21 Fevereiro 2025
"Era difícil duvidar que Trump iria semear o caos. O personagem é conhecido há muito tempo e também deixou claro que usaria a presidência para se vingar de seus inimigos e para se promover, os únicos dois objetivos nos quais ele consegue manter certa consistência", escreve Manlio Graziano, estudioso italiano especializado em geopolítica e geopolítica das religiões, em artigo publicado por Settimana News, 19-02-2025.

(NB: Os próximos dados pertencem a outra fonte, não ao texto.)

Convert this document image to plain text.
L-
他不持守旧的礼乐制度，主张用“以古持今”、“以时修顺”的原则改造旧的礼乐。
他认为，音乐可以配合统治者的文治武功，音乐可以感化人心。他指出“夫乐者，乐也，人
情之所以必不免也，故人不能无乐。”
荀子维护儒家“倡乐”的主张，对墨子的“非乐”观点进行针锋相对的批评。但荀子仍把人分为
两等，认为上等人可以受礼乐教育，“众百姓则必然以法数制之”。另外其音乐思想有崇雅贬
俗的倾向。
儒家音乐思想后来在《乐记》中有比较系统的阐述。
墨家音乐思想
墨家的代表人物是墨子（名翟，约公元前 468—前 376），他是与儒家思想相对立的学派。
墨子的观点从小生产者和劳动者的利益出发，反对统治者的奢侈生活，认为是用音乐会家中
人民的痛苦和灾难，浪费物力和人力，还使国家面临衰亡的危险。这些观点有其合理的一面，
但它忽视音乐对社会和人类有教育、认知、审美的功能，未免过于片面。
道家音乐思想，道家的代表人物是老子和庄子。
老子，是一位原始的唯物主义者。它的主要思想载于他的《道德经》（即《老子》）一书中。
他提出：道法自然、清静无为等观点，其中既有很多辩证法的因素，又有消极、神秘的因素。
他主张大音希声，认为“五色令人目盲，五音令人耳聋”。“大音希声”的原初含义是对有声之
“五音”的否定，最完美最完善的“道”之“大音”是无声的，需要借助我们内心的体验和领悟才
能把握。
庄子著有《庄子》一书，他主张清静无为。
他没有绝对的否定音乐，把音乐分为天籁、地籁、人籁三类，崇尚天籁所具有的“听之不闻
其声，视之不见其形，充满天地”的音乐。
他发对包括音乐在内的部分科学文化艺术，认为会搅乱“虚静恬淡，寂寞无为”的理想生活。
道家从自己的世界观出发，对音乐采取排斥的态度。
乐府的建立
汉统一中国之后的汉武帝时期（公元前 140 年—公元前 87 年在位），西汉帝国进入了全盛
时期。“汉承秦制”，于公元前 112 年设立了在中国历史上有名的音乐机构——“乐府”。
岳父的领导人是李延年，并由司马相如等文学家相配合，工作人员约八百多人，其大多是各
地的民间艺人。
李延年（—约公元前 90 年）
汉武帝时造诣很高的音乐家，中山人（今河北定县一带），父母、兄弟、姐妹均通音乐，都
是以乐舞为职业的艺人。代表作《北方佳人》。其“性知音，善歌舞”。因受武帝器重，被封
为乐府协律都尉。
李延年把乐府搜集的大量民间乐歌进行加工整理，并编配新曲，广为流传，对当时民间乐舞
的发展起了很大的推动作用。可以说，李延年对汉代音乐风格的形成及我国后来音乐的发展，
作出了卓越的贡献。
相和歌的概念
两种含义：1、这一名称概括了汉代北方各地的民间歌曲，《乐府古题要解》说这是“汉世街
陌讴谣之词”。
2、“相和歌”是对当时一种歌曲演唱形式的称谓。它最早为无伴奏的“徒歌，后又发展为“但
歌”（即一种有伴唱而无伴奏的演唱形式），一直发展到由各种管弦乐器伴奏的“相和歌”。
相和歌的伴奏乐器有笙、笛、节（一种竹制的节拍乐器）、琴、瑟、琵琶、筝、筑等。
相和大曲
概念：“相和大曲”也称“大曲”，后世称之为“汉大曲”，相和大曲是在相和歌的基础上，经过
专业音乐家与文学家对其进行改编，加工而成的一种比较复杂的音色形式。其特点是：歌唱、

Muitas vezes acontece que analistas geopolíticos ouvem esta pergunta fatídica: "O que vai acontecer agora?" ou "Como isso vai acabar?" É claro que o "público em casa" quer saber e, às vezes, aguarda ansiosamente a resposta.
Mas qualquer pessoa que responda com confiança e sem ambiguidade está, na melhor das hipóteses, supondo e, na pior, dizendo o que o "público em casa" ou o jornalista quer ouvir.
Seja qual for o assunto da pergunta, uma resposta clara e inequívoca é impossível. Somente a aritmética oferece respostas inequívocas; matemática um pouco menos, física ainda menos, biologia e medicina, nem vamos falar delas.
A política, e a política internacional em particular, distancia-se das ciências exatas porque não é exata, é o resultado de uma sucessão de processos que se cruzam de forma desordenada e de fatores materiais e imateriais, por vezes até aleatórios, que entram em jogo de formas e em momentos impossíveis de prever e muito menos de pré-ordenar.
Nos meses que antecederam a eleição presidencial dos EUA em novembro, me perguntaram diversas vezes o que aconteceria sob a presidência de Trump.
Havia uma coisa da qual eu tinha certeza, mas essa coisa fazia parte de uma gama tão ampla de possibilidades que qualquer previsão se tornava impossível; só se podiam avançar hipóteses, como sempre, mas elas estavam tão distantes umas das outras que no final o resultado era o mesmo.
A única coisa em que eu estava confiante era que Trump causaria estragos; o conjunto de incertezas dizia respeito, em primeiro lugar, à estabilidade do sistema americano de freios e contrapesos – os freios e contrapesos institucionais e extrainstitucionais que limitam e controlam os três poderes clássicos – e, depois, às reações dos mercados e de outros atores internacionais.
Embora seja obviamente muito cedo para tirar conclusões, menos de um mês depois de Donald Trump entrar na Casa Branca, podemos ter algumas pistas sobre uma possível resposta.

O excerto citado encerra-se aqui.